Bonds still needs more help from the rest of the lineup to force teams to pitch to him. The slugger went 0-for-1 with three walks, two intentional, leaving the six-time NL MVP with 667 career homers. He’s already walked 30 times this year.
“Boring,” Bonds said.
Schmidt (1-2) became the first of San Francisco’s top three starters to win this year—lefty Kirk Rueter is 0-2 and right-hander Brett Tomko is 0-1. Schmidt allowed two runs and six hits in five innings. He struck out six and walked four.
Schmidt won 17 games last season and led the NL in ERA, but the Giants had not scored a run for him this year until going ahead 3-0 in the third inning.
“That was really nice,” he said. “It was like last year’s team that would come out and score three runs off the bat.”
Mark DeRosa hit a two-run homer to pull the Braves to 3-2 in the fifth, then four Giants relievers kept Atlanta hitless the rest of the way.
This was certainly a solid start to a series for the Giants, who had lost nine of 11 and have dropped three straight series only a year after leading the NL West from Day 1 on the way to 100 victories.
“Outstanding—that was huge,” Schmidt said. “Four innings is a long way to go for any bullpen. Ours is stretched out right now and they came up huge.”
Bonds struck out swinging to lead off the second, was intentionally walked in the third and again in the fifth with runners on first and second. He then walked on four pitches in the eighth.
He hasn’t homered since he had his streak of consecutive games with a home run snapped at seven last Wednesday, one short of tying the major league mark.
Bonds trails only Hank Aaron (755) and Babe Ruth (714) on the career home run list.
Last Wednesday, Schmidt lost 11-0 to the San Diego Padres.

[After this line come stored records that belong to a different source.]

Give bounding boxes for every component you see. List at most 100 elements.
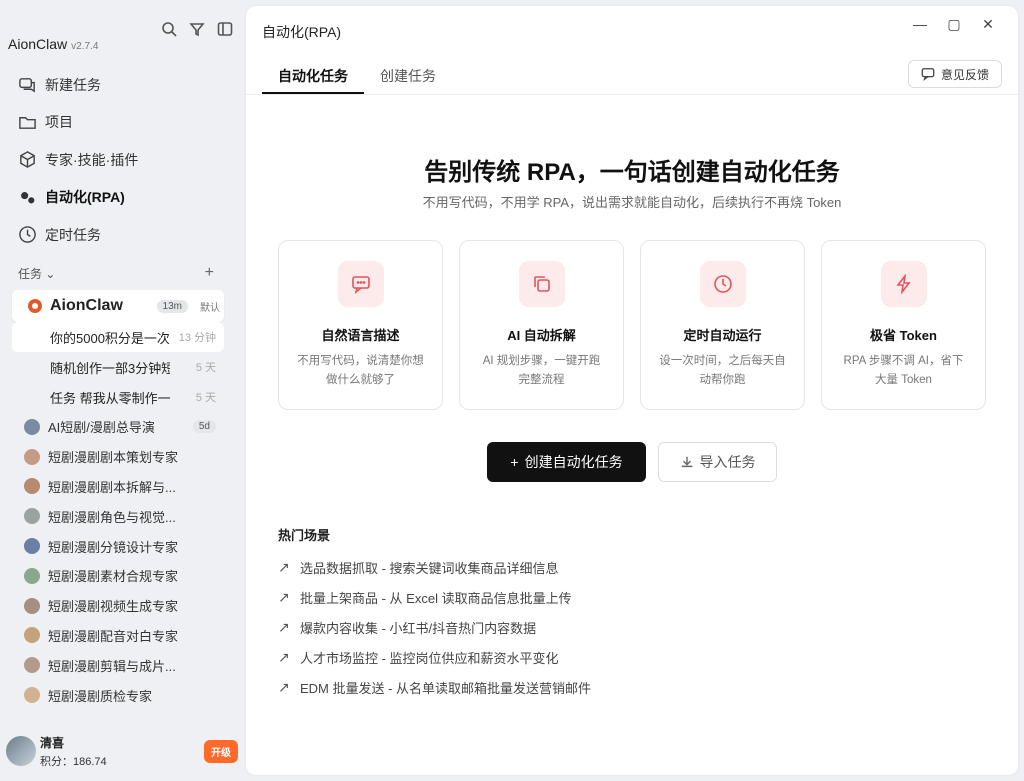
hot-scenario-label: EDM 批量发送 - 从名单读取邮箱批量发送营销邮件 bbox=[300, 681, 592, 697]
agent-item[interactable]: 短剧漫剧配音对白专家 bbox=[12, 621, 224, 651]
divider bbox=[246, 94, 1018, 95]
avatar[interactable] bbox=[6, 736, 36, 766]
feature-cards: 自然语言描述 不用写代码，说清楚你想做什么就够了 AI 自动拆解 AI 规划步骤… bbox=[278, 240, 986, 410]
app-version: v2.7.4 bbox=[71, 41, 99, 52]
maximize-icon[interactable]: ▢ bbox=[946, 16, 962, 33]
agent-label: 短剧漫剧角色与视觉... bbox=[48, 509, 176, 525]
feature-card-schedule[interactable]: 定时自动运行 设一次时间，之后每天自动帮你跑 bbox=[640, 240, 805, 410]
agent-label: 短剧漫剧分镜设计专家 bbox=[48, 539, 179, 555]
sidebar-toggle-icon[interactable] bbox=[216, 20, 234, 38]
sidebar-toolbar bbox=[160, 20, 234, 38]
agent-item[interactable]: AI短剧/漫剧总导演 5d bbox=[12, 412, 224, 442]
arrow-up-right-icon: ↗ bbox=[278, 618, 290, 635]
sidebar: AionClaw v2.7.4 新建任务 项目 专家·技能·插件 自动化(RPA… bbox=[0, 0, 246, 781]
message-icon bbox=[351, 276, 370, 294]
nav-label: 定时任务 bbox=[45, 226, 101, 243]
agent-item[interactable]: 短剧漫剧角色与视觉... bbox=[12, 501, 224, 531]
tab-create-task[interactable]: 创建任务 bbox=[364, 56, 452, 94]
agent-item[interactable]: 短剧漫剧质检专家 bbox=[12, 680, 224, 710]
gears-icon bbox=[21, 191, 35, 204]
card-title: 自然语言描述 bbox=[321, 328, 400, 343]
arrow-up-right-icon: ↗ bbox=[278, 588, 290, 605]
feedback-label: 意见反馈 bbox=[940, 67, 989, 82]
hero-subtitle: 不用写代码，不用学 RPA，说出需求就能自动化，后续执行不再烧 Token bbox=[422, 195, 842, 210]
tasks-toggle[interactable]: 任务 ⌄ bbox=[18, 265, 55, 282]
hot-scenario-item[interactable]: ↗ 爆款内容收集 - 小红书/抖音热门内容数据 bbox=[278, 612, 591, 642]
card-title: 极省 Token bbox=[870, 328, 937, 343]
user-name: 清喜 bbox=[40, 736, 65, 750]
agent-item[interactable]: 短剧漫剧剧本策划专家 bbox=[12, 442, 224, 472]
hot-scenario-item[interactable]: ↗ 批量上架商品 - 从 Excel 读取商品信息批量上传 bbox=[278, 582, 591, 612]
chevron-down-icon: ⌄ bbox=[45, 266, 56, 281]
agent-item[interactable]: 短剧漫剧剪辑与成片... bbox=[12, 650, 224, 680]
close-icon[interactable]: ✕ bbox=[980, 16, 996, 33]
create-automation-button[interactable]: + 创建自动化任务 bbox=[487, 442, 646, 482]
agent-avatar bbox=[24, 567, 40, 584]
hot-scenario-label: 批量上架商品 - 从 Excel 读取商品信息批量上传 bbox=[300, 590, 572, 606]
agent-avatar bbox=[24, 478, 40, 495]
tab-automation-tasks[interactable]: 自动化任务 bbox=[262, 56, 364, 94]
feature-card-ai[interactable]: AI 自动拆解 AI 规划步骤，一键开跑完整流程 bbox=[459, 240, 624, 410]
hot-scenario-item[interactable]: ↗ 人才市场监控 - 监控岗位供应和薪资水平变化 bbox=[278, 643, 591, 673]
copy-icon bbox=[533, 276, 550, 292]
task-list: AionClaw 13m 默认 你的5000积分是一次 13 分钟 随机创作一部… bbox=[12, 290, 224, 710]
agent-avatar bbox=[24, 418, 40, 435]
agent-label: 短剧漫剧剪辑与成片... bbox=[48, 658, 176, 674]
feature-card-token[interactable]: 极省 Token RPA 步骤不调 AI，省下大量 Token bbox=[821, 240, 986, 410]
default-tag: 默认 bbox=[200, 302, 220, 314]
nav-new-task[interactable]: 新建任务 bbox=[8, 66, 238, 104]
feature-card-nl[interactable]: 自然语言描述 不用写代码，说清楚你想做什么就够了 bbox=[278, 240, 443, 410]
agent-avatar bbox=[24, 687, 40, 704]
agent-item[interactable]: 短剧漫剧素材合规专家 bbox=[12, 561, 224, 591]
task-root[interactable]: AionClaw 13m 默认 bbox=[12, 290, 224, 322]
agent-label: 短剧漫剧配音对白专家 bbox=[48, 628, 179, 644]
agent-avatar bbox=[24, 538, 40, 555]
hot-scenarios-list: ↗ 选品数据抓取 - 搜索关键词收集商品详细信息 ↗ 批量上架商品 - 从 Exce… bbox=[278, 552, 591, 703]
agent-label: 短剧漫剧视频生成专家 bbox=[48, 599, 179, 615]
import-label: 导入任务 bbox=[699, 454, 756, 470]
subtask-item[interactable]: 你的5000积分是一次 13 分钟 bbox=[12, 322, 224, 352]
app-header: AionClaw v2.7.4 bbox=[8, 36, 98, 52]
cube-icon bbox=[20, 151, 35, 169]
add-task-button[interactable]: + bbox=[205, 264, 214, 282]
import-task-button[interactable]: 导入任务 bbox=[658, 442, 777, 482]
nav-experts[interactable]: 专家·技能·插件 bbox=[8, 141, 238, 179]
subtask-item[interactable]: 任务 帮我从零制作一个 5 天 bbox=[12, 382, 224, 412]
nav-projects[interactable]: 项目 bbox=[8, 104, 238, 142]
arrow-up-right-icon: ↗ bbox=[278, 649, 290, 666]
subtask-time: 13 分钟 bbox=[178, 332, 216, 344]
hot-scenarios-title: 热门场景 bbox=[278, 528, 331, 543]
user-panel: 清喜 积分：186.74 开级 bbox=[6, 734, 238, 770]
subtask-label: 任务 帮我从零制作一个 bbox=[50, 390, 170, 406]
hot-scenario-label: 人才市场监控 - 监控岗位供应和薪资水平变化 bbox=[300, 651, 559, 667]
agent-item[interactable]: 短剧漫剧剧本拆解与... bbox=[12, 472, 224, 502]
nav-label: 自动化(RPA) bbox=[45, 189, 125, 206]
hot-scenario-label: 爆款内容收集 - 小红书/抖音热门内容数据 bbox=[300, 620, 537, 636]
agent-label: 短剧漫剧剧本拆解与... bbox=[48, 479, 176, 495]
nav-label: 专家·技能·插件 bbox=[45, 151, 139, 168]
hot-scenario-item[interactable]: ↗ 选品数据抓取 - 搜索关键词收集商品详细信息 bbox=[278, 552, 591, 582]
nav-label: 新建任务 bbox=[45, 76, 101, 93]
folder-icon bbox=[19, 116, 36, 129]
feedback-button[interactable]: 意见反馈 bbox=[907, 60, 1002, 88]
tasks-header: 任务 ⌄ + bbox=[18, 264, 214, 282]
task-root-name: AionClaw bbox=[50, 297, 123, 314]
subtask-item[interactable]: 随机创作一部3分钟短剧 5 天 bbox=[12, 352, 224, 382]
agent-avatar bbox=[24, 448, 40, 465]
nav-scheduled[interactable]: 定时任务 bbox=[8, 216, 238, 254]
nav-automation[interactable]: 自动化(RPA) bbox=[8, 179, 238, 217]
main-nav: 新建任务 项目 专家·技能·插件 自动化(RPA) 定时任务 bbox=[8, 66, 238, 254]
subtask-time: 5 天 bbox=[195, 362, 216, 374]
card-desc: RPA 步骤不调 AI，省下大量 Token bbox=[843, 355, 964, 386]
download-icon bbox=[681, 456, 692, 468]
user-credits: 积分：186.74 bbox=[40, 756, 107, 768]
agent-item[interactable]: 短剧漫剧分镜设计专家 bbox=[12, 531, 224, 561]
lightning-icon bbox=[895, 274, 911, 294]
minimize-icon[interactable]: — bbox=[912, 16, 928, 33]
agent-item[interactable]: 短剧漫剧视频生成专家 bbox=[12, 591, 224, 621]
upgrade-button[interactable]: 开级 bbox=[204, 740, 238, 763]
nav-label: 项目 bbox=[45, 114, 73, 131]
search-icon[interactable] bbox=[160, 20, 178, 38]
filter-icon[interactable] bbox=[188, 20, 206, 38]
hot-scenario-item[interactable]: ↗ EDM 批量发送 - 从名单读取邮箱批量发送营销邮件 bbox=[278, 673, 591, 703]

This time, the right-hander calmly worked out of jams by utilizing his effective off-speed pitches. With one out in the third, Schmidt walked DeRosa, then gave up a single to Marcus Giles. Schmidt then struck out J.D. Drew and Andruw Jones to end the threat.
Schmidt faced more trouble in the fifth following DeRosa’s second homer of the season. Giles singled for the third time, then Drew struck out. Jones walked before Schmidt got Adam LaRoche to ground out to second.

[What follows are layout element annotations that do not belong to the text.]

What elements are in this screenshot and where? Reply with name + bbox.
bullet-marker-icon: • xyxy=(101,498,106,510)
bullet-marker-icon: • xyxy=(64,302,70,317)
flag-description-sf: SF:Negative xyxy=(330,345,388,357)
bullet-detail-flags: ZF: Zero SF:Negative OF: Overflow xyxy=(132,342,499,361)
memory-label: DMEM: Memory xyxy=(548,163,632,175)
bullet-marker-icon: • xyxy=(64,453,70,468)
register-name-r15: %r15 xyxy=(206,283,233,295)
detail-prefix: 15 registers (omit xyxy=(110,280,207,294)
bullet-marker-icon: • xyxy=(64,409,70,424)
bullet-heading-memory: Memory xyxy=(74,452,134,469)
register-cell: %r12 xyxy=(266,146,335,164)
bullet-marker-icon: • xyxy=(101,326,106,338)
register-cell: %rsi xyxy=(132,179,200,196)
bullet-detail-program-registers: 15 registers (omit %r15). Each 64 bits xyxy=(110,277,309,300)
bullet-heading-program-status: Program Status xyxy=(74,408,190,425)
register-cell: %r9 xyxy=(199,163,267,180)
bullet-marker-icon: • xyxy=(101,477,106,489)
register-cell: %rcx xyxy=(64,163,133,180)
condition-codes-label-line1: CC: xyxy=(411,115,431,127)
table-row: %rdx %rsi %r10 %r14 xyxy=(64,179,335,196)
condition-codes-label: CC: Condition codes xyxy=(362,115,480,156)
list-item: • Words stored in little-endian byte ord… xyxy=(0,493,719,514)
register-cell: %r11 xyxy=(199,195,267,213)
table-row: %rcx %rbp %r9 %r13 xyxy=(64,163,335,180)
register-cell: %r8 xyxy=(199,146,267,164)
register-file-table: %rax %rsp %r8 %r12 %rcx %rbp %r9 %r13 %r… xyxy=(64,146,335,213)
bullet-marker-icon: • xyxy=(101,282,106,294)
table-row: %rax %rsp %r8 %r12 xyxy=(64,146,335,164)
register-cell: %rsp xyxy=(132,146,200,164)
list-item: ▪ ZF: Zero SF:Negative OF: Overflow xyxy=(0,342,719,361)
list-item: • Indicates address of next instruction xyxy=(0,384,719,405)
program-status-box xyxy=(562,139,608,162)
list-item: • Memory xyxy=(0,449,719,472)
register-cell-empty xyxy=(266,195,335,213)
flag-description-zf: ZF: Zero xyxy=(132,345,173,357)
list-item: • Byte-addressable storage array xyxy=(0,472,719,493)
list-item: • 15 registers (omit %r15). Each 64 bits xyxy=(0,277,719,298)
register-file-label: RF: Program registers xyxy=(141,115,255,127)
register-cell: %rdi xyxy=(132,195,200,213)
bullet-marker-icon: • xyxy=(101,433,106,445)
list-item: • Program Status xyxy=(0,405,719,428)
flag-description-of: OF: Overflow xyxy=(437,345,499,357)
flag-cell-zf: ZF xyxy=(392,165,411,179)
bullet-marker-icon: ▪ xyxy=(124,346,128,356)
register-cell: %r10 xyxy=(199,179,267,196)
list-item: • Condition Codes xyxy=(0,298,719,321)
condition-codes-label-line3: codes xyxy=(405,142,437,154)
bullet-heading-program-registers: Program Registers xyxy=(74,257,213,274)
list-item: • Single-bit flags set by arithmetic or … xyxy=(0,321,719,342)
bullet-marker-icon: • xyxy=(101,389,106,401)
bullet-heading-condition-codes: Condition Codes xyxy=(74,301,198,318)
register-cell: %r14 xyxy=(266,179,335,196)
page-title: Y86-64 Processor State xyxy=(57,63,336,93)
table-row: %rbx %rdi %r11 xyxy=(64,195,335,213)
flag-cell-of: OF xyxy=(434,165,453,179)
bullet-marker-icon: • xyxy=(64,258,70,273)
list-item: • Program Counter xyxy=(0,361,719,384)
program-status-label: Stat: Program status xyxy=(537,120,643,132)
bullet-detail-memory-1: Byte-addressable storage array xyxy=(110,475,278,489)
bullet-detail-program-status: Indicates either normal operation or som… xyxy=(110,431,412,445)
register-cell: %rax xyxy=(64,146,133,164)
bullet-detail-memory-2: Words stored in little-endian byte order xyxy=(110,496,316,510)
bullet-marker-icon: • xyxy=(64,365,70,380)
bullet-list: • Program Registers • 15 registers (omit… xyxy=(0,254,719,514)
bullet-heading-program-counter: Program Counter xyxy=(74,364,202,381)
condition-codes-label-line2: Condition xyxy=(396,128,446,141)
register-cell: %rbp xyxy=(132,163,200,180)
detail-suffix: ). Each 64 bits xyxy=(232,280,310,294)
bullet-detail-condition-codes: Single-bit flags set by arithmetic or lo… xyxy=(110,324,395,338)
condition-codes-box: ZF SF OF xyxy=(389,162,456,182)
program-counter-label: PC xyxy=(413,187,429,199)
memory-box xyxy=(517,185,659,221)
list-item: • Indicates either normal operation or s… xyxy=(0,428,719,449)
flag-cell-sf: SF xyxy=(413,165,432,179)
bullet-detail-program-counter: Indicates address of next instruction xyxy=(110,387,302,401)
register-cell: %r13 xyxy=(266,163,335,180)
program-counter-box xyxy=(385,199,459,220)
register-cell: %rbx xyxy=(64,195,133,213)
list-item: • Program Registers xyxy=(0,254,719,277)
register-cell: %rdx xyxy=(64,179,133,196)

“He clutched up when he was in trouble and made good pitches,” Giles said.
Horacio Ramirez (0-2) then intentionally walked Bonds, drawing loud boos from just about everyone in the ballpark.
The Giants got consecutive extra-base hits and an RBI single with two outs in the third to take a 3-0 lead—a run-scoring triple by Ray Durham, an RBI double by Edgardo Alfonzo, and Pedro Feliz’s single that scored Alfonzo.

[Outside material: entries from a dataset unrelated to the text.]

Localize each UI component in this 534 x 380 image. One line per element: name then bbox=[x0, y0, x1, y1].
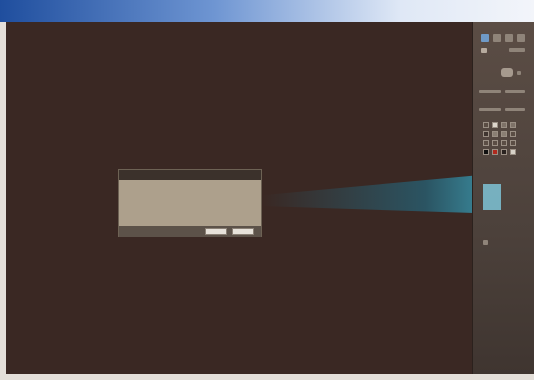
brush-icon[interactable] bbox=[493, 34, 501, 42]
swatch-12[interactable] bbox=[510, 140, 516, 146]
swatch-10[interactable] bbox=[492, 140, 498, 146]
swatch-light[interactable] bbox=[510, 149, 516, 155]
cursor-icon[interactable] bbox=[481, 34, 489, 42]
slider-d[interactable] bbox=[505, 108, 525, 111]
slider-b[interactable] bbox=[505, 90, 525, 93]
dialog-footer bbox=[119, 226, 261, 237]
dial-reset-button[interactable] bbox=[517, 71, 521, 75]
swatch-6[interactable] bbox=[492, 131, 498, 137]
swatch-11[interactable] bbox=[501, 140, 507, 146]
tools-panel bbox=[472, 22, 534, 374]
swatch-red[interactable] bbox=[492, 149, 498, 155]
swatch-1[interactable] bbox=[483, 122, 489, 128]
slider-a[interactable] bbox=[479, 90, 501, 93]
slider-c[interactable] bbox=[479, 108, 501, 111]
lasso-icon[interactable] bbox=[517, 34, 525, 42]
window-titlebar bbox=[0, 0, 534, 22]
swatch-black[interactable] bbox=[483, 149, 489, 155]
swatch-7[interactable] bbox=[501, 131, 507, 137]
highlighted-panel-item[interactable] bbox=[483, 184, 501, 210]
swatch-2[interactable] bbox=[492, 122, 498, 128]
window-frame-bottom bbox=[0, 374, 534, 380]
swatch-dark[interactable] bbox=[501, 149, 507, 155]
eraser-icon[interactable] bbox=[505, 34, 513, 42]
dial-control[interactable] bbox=[501, 68, 513, 77]
swatch-9[interactable] bbox=[483, 140, 489, 146]
swatch-5[interactable] bbox=[483, 131, 489, 137]
mode-dropdown[interactable] bbox=[509, 48, 525, 52]
ok-button[interactable] bbox=[205, 228, 227, 235]
mode-icon[interactable] bbox=[481, 48, 487, 53]
dialog-title bbox=[119, 170, 261, 180]
swatch-3[interactable] bbox=[501, 122, 507, 128]
confirm-dialog bbox=[118, 169, 262, 237]
cancel-button[interactable] bbox=[232, 228, 254, 235]
info-icon bbox=[483, 240, 488, 245]
swatch-8[interactable] bbox=[510, 131, 516, 137]
swatch-4[interactable] bbox=[510, 122, 516, 128]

Ramirez, a 12-game winner last year as a rookie, allowed six hits and three runs in 6 1-3 innings.
“I haven’t been able to stay away from that one inning that has cost me the game,” Ramirez said. “There’s nothing you can do about it. I like these low-scoring games. We’re facing a lot of good pitchers. I’m sure I’ll win a few games I shouldn’t.”
The crowd booed lustily again after the seventh ended with a disputed call at the plate. Alfonzo hit a slow roller that was picked up by pitcher Kevin Gryboski, who threw out Alfonzo at first. First baseman LaRoche then fired home and plate umpire Mike Reilly ruled catcher Eddie Perez’s tag on Deivi Cruz wasin time.
Giants 1B J.T. Snow was a late scratch because of flulike symptoms. Feliz started in his place. … The Giants swept the Braves in three games here last season. … The Giants are 8-12, and April is shaping to be their first losing month since May 2001, a string of 17 straight months—the longest such stretch in the majors, ahead of Atlanta’s 11. … Cruz had a pinch-hit double only hours after the Giants purchased his contract from Triple-A Fresno. … Itwas San Francisco’s first win this season when scoring four or fewer runs.